While it may seem an exaggeration to predict that the president’s base is on the verge of jumping ship, the facts point in that direction. The latest bad news blast is that, pending the Senate Banking Committee’s confirmation, open borders advocate and former American Enterprise Institute economist Kevin Hassett will become President Trump’s go-to guy on economic policy, and will push for much of what candidate Trump pledged to end. Hassett favors more international trade, and a doubling of the current more than 1 million immigration annual total.
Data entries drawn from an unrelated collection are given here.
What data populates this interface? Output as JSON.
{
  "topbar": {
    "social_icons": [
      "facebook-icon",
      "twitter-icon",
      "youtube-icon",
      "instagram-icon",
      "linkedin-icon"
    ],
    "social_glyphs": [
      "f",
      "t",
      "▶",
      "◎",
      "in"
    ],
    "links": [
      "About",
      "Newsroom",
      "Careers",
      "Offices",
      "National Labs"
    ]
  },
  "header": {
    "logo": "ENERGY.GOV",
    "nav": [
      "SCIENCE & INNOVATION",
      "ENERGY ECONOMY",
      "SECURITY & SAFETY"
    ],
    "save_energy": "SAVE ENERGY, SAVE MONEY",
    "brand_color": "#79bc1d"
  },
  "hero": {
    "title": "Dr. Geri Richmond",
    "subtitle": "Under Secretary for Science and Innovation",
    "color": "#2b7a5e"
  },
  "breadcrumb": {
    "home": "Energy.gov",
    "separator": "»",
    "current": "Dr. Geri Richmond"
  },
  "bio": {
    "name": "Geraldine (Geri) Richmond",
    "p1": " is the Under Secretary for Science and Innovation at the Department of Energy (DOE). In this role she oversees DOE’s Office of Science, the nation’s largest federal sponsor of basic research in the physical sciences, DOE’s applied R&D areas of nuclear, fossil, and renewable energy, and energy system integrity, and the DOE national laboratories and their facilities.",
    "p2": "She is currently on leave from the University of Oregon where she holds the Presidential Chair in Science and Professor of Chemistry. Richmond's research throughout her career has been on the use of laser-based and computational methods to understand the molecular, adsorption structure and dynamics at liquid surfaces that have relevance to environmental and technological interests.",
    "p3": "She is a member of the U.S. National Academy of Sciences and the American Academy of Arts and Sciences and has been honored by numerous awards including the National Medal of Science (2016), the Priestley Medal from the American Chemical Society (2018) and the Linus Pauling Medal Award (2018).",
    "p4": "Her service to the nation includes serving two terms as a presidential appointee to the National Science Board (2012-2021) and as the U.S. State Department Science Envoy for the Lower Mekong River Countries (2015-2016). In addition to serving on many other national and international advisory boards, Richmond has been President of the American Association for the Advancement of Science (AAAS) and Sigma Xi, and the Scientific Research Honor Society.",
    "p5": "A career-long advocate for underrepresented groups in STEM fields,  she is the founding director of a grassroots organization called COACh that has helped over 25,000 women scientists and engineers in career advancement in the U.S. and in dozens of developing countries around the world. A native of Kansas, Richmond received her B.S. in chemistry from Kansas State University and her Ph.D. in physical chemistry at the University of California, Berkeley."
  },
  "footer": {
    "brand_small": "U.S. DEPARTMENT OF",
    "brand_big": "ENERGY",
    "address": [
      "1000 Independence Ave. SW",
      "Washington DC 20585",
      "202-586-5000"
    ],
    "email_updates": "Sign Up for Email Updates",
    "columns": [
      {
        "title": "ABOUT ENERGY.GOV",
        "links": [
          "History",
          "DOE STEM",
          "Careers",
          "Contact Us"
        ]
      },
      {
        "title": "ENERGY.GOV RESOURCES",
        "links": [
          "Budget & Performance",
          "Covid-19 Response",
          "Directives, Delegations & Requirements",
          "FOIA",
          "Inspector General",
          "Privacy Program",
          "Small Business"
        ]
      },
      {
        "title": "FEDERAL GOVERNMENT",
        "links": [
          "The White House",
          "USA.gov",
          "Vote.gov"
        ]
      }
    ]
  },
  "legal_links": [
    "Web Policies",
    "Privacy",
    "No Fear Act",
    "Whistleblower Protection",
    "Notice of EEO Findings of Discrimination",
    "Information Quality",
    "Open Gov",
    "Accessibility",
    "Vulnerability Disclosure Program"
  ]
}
Ominously, President Obama’s CEA chair, Jason Furman, hailed Hassett’s selection.
 
The Financial Times quoted Hassett on why, in his opinion, America needs more immigrant workers: “With lackluster GDP growth threatening to become our new normal, allowing more immigrants to enter for the sake of employment is one of the few policies that might restore our old normal. If the U.S. doubled its total immigration and prioritized bringing in new workers, it could add more than half a percentage point a year to expected GDP growth.”
 
Respected economists, however, have repeatedly qualified the more-immigration-equals-higher-GDP theory. Harvard Kennedy School Professor of Economics and Social Policy George Borjas acknowledges that while more immigrants do in fact increase GDP, nearly all the increases accrue to those immigrants in the form of payments received for labor performed. Elaborating, Professor Borjas states that immigration is a redistributive policy that boosts corporate profits and provides cheap labor to elites, but lowers American wages. Since the 1986 Immigration Reform and Control Act which spiked higher immigration, U.S. wages have been stagnant.
 
In 2016, a National Academies of Sciences, Engineering, and Medicine study found that legal and illegal immigration transfers about $500 billion annually from wages for working Americans to corporations, Wall Street investors and new immigrants. Immigration also creates more consumers, a boon to corporate America, but a burden for U.S. taxpayers who subsidize immigrants’ entitlements.
 
The Hassett debacle comes on top of other administration failures to convert immigration-related promises into presidential realities. Most recently, Obama holdover Kevin McAleenan’s nomination to head Customs and Border Protection also left President Trump’s supporters dazed and confused. According to interviews with border patrol agents, McAleenan, because of his commitment to catch-and-release, is widely disliked. Agents question why President Trump, despite their public endorsement of his candidacy, and with so many other qualified candidates, would betray them.
 
President Trump vowed to end deferred action, clean up visa fraud, mandate E-Verify and slow refugee resettlement, but little if anything has changed from President Obama’s era. President Trump’s enthusiasts are left to wonder what his next broken promise will be.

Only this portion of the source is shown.